Finance · 28 May 2021

What is Bitcoin?: Bitcoin explained

Business Advice sat down with CoinCorner’s Danny Scott and Molly Spiers to get to the bottom of Bitcoin. Bitcoin is gaining more and more attention across the globe, leading to the rise of  ‘stockfluencers’ and major players like Elon Musk causing huge disruption to the way we traditionally purchase and sell goods.

Let’s start with the basics

Bitcoin is a pay-to-pay digital currency that is decentralised and therefore, able to be used globally without banks or exchange rates. Bitcoin is attractive to investors and buyers due to the fact it is not controlled by any one person or organisation. There is no reliance on banks, so it is not impacted by hyperinflation or potentially unethical banking infrastructures that could affect its exchange value. It is anew ways of transacting payments across borders, 24/7 and could be ushering in a monetary revolution.

 

How is Bitcoin valued?

Supply and demand. It is similar to the housing market. It is worth what people are willing to pay but with mining, there is only ever a finite amount. Gold and silver are restricted resources, so the value of traditional currency is also restricted. You cannot create artificial bitcoin.

 

How will Bitcoin impact industry?

Predominantly, at the moment, Bitcoin is being used for investment opportunities. We are seeing a lot of people beginning to use it as an actual currency. The great thing about Bitcoin is that it is not controlled by any one party and so it is borderless, which offers a lot more freedom to consumers and businesses. You can send payments to anyone, at any time, to and from anywhere in the world. That will make a huge impact on how industries run, potentially changing cash flow delays as payments stop relying on the time restrictions of traditional banks.

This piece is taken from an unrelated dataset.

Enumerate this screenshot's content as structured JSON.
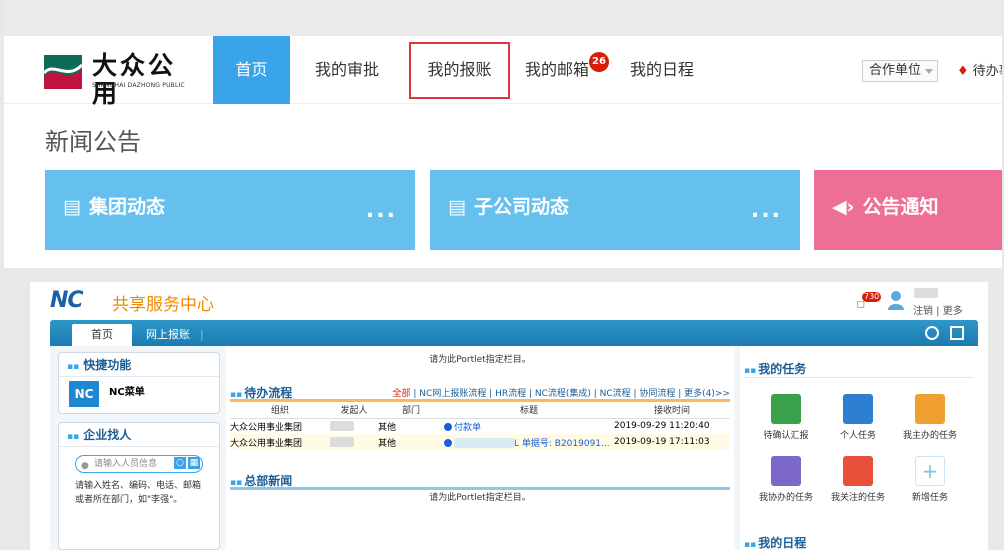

It is a foundational layer for a new monetary system. There will be systems built upon it. There are different layers for different payment types, for example, Layer 2 is the Lightening Network for making instant, cheap payments. The systems use smart contracts that allows both participants to access the Bitcoin network from anywhere and make fast, small payments through the Lightening Network. This system is great for e-commerce and removes the need for card processors or the worries around GDPR compliance as there is no need to store data. From a security and privacy aspect, it is a pretty superior option.

It has begun to open doors for streaming payments. For example, we could begin to monetise podcasts further than just one set payment to buy the entire episode. There is an app called Sphinx that uses a lightening wallet to charge people for the amount of time they actually spend listening to a piece of audio. So, if they listen to ten minutes, they would only be charged for that section of the podcast they had actually consumed. It means you are only paying for the services you actually use. That is only an insight into the potential applications of cryptocurrency in the future.

 

Why should an SME consider using Bitcoin as a payment method?

From a business side, there are a lot of reasons to accept a Bitcoin as a payment method, the first one being competitive advantage. By having Bitcoin payments, post-COVID-19, it is a way of standing out from the crowd. From a marketing aspect, it promotes that your business is potentially very forward thinking and encourages members of the public that have invested in Bitcoin to trade with your business. From a fee perspective, Bitcoin transactions are typically cheaper to process that VISA or Mastercard in terms of business rates. The Bitcoin community is very loyal and dedicated to companies that accept Bitcoin so it would open your business up to a new customer base that would be drawn to the business.

 

How to balance Bitcoin as an accepted payment method?

Bitcoin is an asset in the UK; when adding it to the balance sheet, it is registered as a new ‘intangible asset’ such as intellectual property, traded in exchange for services or products.  According to the UK tax agency, the type of tax paid on cryptocurrencies depends on the parties involved but could incur capital gains tax or corporation tax.